Because Southern California often leads the nation in lifestyle trends, Larue and other experts predict that the dozen or so large mausoleum projects being built or planned here may be the national model for the future.

New economies of scale operate in mausoleum hallways half as long as football fields and in vertical stacks of seven final resting places per floor, three floors per building. New marketing and pricing plans seek to reverse social attitudes that say mausoleums are mainly for the affluent and that burial in the ground is somehow more proper than sliding a coffin into a wall shelf, called a crypt or tomb.

Crypts inside the large, so-called community mausoleums are being pitched as an eco-friendly alternative to cremation--which has gained in popularity over the past two decades, most dramatically on the West Coast.

Critics, however, suggest that mausoleum crypts are the funeral industry's attempt to recapture profits being lost to cremation, which generally costs less than traditional burials.

Funerals touch on all sorts of emotional, social, religious, superstitious and economic issues. However, the acceptance of cremation despite many religious and social taboos shows that customs can change with surprising speed in contemporary America, especially when pushed by savvy marketing, scholars say.

"Mores can switch very quickly, within a generation," said Kenneth Iserson, director of the bioethics program at the University of Arizona Medical School and author of the 1994 book "Death to Dust: What Happens to Dead Bodies." So he expects mausoleum construction to increase in coming years.

There is no immediate regionwide lack of burial space, despite spot shortages. But looking ahead, the industry knows that it is getting more difficult and expensive to start large new cemeteries in metropolitan areas.

Even with multimillion-dollar construction costs, big mausoleums are profitable alternatives that do not need as much maintenance as lawn graves. They also help ensure sales of such services as embalming and hearse processions that might be lost with cremation.
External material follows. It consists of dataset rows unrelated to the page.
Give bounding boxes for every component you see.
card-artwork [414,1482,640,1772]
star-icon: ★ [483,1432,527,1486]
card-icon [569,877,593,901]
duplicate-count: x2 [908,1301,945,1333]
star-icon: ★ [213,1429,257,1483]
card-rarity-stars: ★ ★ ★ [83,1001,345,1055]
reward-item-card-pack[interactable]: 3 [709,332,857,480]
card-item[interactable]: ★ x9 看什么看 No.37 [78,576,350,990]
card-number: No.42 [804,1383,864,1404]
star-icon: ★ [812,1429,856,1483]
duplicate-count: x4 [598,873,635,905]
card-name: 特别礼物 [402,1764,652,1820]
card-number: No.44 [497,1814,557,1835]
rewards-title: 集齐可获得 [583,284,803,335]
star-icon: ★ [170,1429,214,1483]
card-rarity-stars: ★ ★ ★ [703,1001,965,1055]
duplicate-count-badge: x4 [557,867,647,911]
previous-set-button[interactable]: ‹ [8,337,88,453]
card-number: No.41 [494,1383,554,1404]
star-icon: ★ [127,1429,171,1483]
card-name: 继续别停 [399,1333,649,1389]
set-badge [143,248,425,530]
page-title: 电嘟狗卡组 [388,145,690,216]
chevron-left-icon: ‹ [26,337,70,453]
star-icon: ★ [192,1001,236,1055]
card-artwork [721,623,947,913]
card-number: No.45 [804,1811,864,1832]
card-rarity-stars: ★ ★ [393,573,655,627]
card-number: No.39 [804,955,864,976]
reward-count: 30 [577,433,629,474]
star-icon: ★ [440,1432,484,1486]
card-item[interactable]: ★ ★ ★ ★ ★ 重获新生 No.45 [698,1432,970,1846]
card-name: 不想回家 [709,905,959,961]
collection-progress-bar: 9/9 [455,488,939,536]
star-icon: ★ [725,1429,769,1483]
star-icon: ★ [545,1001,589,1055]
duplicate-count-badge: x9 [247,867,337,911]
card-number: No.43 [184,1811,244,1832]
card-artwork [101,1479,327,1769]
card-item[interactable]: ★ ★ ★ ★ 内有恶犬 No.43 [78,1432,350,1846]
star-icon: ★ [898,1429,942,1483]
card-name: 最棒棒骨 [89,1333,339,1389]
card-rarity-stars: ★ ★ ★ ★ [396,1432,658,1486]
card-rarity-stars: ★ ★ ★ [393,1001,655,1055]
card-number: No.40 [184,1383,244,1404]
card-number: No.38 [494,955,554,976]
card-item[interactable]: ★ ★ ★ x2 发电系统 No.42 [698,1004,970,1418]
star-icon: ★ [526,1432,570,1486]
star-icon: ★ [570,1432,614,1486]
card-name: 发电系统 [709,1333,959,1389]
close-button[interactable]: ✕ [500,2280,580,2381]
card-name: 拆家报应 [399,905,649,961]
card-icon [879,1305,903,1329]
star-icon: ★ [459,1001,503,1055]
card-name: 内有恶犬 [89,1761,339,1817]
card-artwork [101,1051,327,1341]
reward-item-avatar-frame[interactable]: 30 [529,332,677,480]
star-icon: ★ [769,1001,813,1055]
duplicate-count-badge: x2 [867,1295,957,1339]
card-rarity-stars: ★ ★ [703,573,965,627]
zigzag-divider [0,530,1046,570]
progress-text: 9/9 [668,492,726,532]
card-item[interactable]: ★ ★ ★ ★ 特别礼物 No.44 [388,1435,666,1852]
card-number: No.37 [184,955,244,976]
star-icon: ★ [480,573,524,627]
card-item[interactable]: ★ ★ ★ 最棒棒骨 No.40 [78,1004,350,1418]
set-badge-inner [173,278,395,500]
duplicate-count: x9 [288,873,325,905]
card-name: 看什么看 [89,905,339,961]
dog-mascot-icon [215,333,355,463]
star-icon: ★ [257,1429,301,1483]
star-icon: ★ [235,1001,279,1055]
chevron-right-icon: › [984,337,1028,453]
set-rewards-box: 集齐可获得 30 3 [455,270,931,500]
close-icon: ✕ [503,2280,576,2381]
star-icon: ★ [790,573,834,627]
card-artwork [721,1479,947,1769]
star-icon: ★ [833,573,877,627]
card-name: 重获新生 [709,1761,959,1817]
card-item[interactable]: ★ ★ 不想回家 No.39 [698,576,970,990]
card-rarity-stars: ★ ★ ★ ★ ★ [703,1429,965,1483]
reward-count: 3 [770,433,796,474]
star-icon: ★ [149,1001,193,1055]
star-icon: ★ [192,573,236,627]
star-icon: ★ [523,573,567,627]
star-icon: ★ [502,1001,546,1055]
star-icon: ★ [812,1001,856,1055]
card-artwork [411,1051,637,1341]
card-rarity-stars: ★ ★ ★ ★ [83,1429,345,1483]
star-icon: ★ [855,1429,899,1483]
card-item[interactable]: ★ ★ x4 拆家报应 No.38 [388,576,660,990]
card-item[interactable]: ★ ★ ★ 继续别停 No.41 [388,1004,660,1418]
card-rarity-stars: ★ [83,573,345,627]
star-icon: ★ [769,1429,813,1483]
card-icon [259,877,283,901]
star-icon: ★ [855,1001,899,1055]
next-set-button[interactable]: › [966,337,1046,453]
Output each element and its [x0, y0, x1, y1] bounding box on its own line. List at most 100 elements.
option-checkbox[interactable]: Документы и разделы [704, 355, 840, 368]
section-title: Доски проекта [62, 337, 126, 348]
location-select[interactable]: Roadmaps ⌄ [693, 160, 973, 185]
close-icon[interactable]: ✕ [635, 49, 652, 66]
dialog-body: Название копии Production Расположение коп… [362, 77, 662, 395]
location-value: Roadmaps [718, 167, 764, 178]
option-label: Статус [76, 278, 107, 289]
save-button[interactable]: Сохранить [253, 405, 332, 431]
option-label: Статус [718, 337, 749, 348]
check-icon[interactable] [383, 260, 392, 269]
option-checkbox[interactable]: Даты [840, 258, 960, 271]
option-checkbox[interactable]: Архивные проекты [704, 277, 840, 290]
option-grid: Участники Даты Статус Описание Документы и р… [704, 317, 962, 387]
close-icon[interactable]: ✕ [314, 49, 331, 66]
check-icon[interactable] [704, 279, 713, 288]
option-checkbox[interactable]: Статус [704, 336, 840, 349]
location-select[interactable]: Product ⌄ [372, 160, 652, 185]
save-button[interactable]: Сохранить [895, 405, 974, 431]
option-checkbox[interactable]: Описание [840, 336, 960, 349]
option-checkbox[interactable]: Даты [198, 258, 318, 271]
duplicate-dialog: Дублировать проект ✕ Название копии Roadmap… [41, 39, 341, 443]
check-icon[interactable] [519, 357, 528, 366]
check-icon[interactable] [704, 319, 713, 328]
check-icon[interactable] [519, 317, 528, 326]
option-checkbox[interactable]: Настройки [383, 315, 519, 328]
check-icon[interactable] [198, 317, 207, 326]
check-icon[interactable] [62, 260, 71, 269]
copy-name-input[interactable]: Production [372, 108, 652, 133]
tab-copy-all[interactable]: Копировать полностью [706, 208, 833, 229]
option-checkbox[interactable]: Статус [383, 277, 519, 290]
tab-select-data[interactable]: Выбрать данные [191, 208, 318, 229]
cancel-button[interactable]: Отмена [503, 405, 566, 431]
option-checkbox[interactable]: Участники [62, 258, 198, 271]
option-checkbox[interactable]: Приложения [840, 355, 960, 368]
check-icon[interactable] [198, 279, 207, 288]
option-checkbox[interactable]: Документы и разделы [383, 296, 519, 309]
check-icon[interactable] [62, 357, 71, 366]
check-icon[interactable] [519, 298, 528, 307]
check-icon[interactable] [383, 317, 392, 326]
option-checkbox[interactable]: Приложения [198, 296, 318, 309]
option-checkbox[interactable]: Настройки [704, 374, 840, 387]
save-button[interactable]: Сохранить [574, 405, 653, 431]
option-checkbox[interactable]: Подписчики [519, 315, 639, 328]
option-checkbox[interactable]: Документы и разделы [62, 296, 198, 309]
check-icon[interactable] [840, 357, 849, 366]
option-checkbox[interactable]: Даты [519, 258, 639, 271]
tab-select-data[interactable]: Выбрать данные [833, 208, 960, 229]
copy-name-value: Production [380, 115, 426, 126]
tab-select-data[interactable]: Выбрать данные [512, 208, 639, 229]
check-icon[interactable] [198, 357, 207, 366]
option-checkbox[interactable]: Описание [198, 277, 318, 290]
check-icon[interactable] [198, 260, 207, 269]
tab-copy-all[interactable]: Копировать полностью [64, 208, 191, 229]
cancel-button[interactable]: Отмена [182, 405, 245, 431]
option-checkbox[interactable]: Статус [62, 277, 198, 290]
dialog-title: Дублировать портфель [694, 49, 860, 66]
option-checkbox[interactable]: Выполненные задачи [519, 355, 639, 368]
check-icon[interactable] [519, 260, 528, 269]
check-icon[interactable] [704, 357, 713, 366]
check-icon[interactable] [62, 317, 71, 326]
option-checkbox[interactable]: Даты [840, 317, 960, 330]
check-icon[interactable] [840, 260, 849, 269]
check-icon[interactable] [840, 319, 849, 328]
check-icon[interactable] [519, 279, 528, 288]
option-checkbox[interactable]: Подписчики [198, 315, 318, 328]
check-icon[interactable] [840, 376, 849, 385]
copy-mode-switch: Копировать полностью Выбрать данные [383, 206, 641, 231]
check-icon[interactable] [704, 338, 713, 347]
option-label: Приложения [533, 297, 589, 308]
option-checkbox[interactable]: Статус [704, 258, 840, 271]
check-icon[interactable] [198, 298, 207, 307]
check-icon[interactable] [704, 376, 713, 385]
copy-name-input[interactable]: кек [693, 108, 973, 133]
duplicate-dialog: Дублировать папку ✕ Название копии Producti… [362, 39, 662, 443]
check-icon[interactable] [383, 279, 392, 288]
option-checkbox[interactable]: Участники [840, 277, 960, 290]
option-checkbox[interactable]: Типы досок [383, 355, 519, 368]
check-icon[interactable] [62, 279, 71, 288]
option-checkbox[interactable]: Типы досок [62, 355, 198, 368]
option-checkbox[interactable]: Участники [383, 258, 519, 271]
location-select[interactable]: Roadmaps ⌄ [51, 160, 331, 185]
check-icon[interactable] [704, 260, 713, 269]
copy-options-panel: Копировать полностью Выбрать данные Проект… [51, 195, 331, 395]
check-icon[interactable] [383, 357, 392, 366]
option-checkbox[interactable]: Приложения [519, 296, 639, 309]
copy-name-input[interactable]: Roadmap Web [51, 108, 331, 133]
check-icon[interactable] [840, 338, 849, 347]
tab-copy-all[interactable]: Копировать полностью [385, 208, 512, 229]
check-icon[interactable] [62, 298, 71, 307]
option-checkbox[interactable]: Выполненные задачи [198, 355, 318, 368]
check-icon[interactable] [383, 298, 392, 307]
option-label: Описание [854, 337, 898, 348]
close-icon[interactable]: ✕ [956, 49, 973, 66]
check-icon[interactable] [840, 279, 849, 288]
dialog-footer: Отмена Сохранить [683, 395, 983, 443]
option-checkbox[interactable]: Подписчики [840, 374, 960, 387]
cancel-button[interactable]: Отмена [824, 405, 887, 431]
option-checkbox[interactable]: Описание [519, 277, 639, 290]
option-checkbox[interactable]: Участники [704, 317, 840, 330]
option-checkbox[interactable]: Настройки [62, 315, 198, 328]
Under an industry rule of thumb, an acre of land can hold about 1,500 graves with ground plaques, fewer if upright headstones are used. In comparison, a mausoleum on that acre usually can hold at least 5,000 crypts and upward of 15,000 in some of the new and more ambitious projects. (The mausoleums also have niches for ash urns.)

For a striking example, consider the peach-colored Sunset Mission Mausoleum, just inside the main gate at Inglewood Park Cemetery. On its three floors, it contains about 17,000 crypts, including a modest one whose plaque holds a musical note for singer Ella Fitzgerald, who died in June. A corridor on the basement level is 215 feet long, with 70 rows of crypts, many of them sold in advance of "need."

When subsequent phases are finished over the next six years, the project will have room for a total of 30,000 caskets and several thousand cremation urns, all on 2.1 acres. That will make it the largest mausoleum in the nation, according to Donald Eiesland, Inglewood Park's president, who recently was president of the Virginia-based International Cemetery and Funeral Assn.

(About 5% of those crypts are being built roomier for large people whose caskets won't fit in a regular space. "It's a queen-sized bed compared to a regular bed," said David Wharmby, Inglewood's senior vice president of marketing.)